A New Taxonomy of Gamers: Know Thyself

I found it a fascinating read, and I think sums up quite well why I approach the MMOs I play the way I do. As a Tourist with Completist tendencies, and a Premium outlook, I can see why I liked Guild Wars so much and look so forward to Guild Wars 2: I strive to be skilled enough to beat the content (and once is enough; I don’t need to do it with perfection) so that I can be rewarded not with goods and loot, but with the next cutscene, the next breadcrumb on the story trail, and my goal is to finish the story. While it would be nice to see the end of GW’s elite dungeons, I am comfortable in the knowledge that they don’t keep me from being able to progress in the story, or prevent me from being able to be effective in new content that is released with the game.

Meanwhile, I find it difficult to connect to more traditional MMOs with their subscription fees (assuming subscription fees appeal to the Wholesaler) and end-game raiding – where, presumably, the bulk of the story resides.

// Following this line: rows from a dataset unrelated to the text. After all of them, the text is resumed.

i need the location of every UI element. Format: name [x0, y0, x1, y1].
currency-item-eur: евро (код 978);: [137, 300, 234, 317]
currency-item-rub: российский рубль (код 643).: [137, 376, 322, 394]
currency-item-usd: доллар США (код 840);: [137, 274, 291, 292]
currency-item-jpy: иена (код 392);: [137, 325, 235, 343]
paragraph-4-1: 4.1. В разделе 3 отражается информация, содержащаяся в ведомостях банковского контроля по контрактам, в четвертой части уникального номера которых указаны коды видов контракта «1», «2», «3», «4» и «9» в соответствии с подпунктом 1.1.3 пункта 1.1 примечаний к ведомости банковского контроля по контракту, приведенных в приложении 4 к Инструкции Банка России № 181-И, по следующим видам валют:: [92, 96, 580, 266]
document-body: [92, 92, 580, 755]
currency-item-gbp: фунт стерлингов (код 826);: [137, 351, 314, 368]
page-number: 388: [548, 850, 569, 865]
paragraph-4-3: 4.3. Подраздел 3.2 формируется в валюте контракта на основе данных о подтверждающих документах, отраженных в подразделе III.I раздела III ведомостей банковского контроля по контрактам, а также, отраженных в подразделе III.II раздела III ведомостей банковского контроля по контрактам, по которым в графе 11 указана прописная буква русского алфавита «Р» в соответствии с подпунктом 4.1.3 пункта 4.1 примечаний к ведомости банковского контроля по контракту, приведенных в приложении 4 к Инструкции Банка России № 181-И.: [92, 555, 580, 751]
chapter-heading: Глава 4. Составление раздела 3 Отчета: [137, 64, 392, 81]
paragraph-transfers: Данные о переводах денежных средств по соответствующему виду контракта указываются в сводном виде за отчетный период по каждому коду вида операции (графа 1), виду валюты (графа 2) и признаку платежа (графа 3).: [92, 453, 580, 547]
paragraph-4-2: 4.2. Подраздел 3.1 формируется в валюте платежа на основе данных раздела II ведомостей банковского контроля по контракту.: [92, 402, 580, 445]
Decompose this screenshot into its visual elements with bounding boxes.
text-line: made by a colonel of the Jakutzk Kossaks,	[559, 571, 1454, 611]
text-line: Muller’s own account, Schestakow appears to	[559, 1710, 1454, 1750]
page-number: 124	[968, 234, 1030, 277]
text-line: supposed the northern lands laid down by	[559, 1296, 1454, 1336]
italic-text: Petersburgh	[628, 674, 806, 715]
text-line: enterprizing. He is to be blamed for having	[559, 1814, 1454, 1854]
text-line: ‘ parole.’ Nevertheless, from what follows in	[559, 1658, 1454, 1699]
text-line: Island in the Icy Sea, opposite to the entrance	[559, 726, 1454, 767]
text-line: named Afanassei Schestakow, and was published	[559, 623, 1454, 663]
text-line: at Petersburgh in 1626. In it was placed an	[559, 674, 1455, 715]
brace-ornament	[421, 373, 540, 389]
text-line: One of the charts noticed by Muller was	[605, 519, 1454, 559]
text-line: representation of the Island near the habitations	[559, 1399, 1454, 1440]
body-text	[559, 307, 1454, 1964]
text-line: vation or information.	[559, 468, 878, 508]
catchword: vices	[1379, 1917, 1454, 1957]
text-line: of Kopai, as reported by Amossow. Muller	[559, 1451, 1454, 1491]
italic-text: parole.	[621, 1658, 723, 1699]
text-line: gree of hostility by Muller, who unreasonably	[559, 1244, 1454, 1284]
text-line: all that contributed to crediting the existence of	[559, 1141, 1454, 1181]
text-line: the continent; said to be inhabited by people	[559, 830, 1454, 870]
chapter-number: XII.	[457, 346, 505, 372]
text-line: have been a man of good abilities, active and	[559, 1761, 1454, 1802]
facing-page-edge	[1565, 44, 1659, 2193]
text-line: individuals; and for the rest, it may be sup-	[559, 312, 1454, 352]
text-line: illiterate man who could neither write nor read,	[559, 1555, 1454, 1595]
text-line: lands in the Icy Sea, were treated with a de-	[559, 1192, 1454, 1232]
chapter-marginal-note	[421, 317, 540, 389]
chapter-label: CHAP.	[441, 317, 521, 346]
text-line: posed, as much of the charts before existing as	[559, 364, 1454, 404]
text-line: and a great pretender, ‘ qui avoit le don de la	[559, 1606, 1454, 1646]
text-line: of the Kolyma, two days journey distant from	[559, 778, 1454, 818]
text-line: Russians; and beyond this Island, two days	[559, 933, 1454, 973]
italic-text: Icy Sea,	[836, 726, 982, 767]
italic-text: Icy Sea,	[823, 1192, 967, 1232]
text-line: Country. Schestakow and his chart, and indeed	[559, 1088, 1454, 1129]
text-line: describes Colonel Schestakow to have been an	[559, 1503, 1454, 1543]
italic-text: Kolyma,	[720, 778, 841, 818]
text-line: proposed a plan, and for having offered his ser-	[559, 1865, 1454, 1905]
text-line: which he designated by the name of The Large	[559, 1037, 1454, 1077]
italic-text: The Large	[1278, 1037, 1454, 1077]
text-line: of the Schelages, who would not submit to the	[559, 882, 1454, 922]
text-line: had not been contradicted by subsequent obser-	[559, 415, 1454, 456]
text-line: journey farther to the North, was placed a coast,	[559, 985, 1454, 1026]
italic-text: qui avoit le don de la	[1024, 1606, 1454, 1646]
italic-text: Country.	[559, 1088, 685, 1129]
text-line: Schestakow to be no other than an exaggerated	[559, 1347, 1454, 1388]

I can’t complete that content, so I end up dropping out long before, wondering what the point of leveling at all is. As much fun as I am having with Rift, I am still struggling with this. I do also wonder if this carries over into my view of PvP. My thoughts on griefing/ganking and uneven odds aside, open-world PvP has no end condition, unlike battleground/scenario-based PvP. It feels a lot more like a treadmill to me, which might explain why I want to stop for the night once I’ve had a particularly good match in the Black Garden. I won, right? I’m done. Yay!

I know there are a myriad of psychological factors that drive us and this 11-part series only serves to scratch a surface of a surface of why we do the things we do. For one thing, there’s no accounting for taste; why I like Guild Wars but really didn’t enjoy LOTRO for long remains a bit of a mystery to me. But I find it far more enlightening than a simple “hardcore” vs. “casual” debate, or even “carebears” vs. “everyone else.”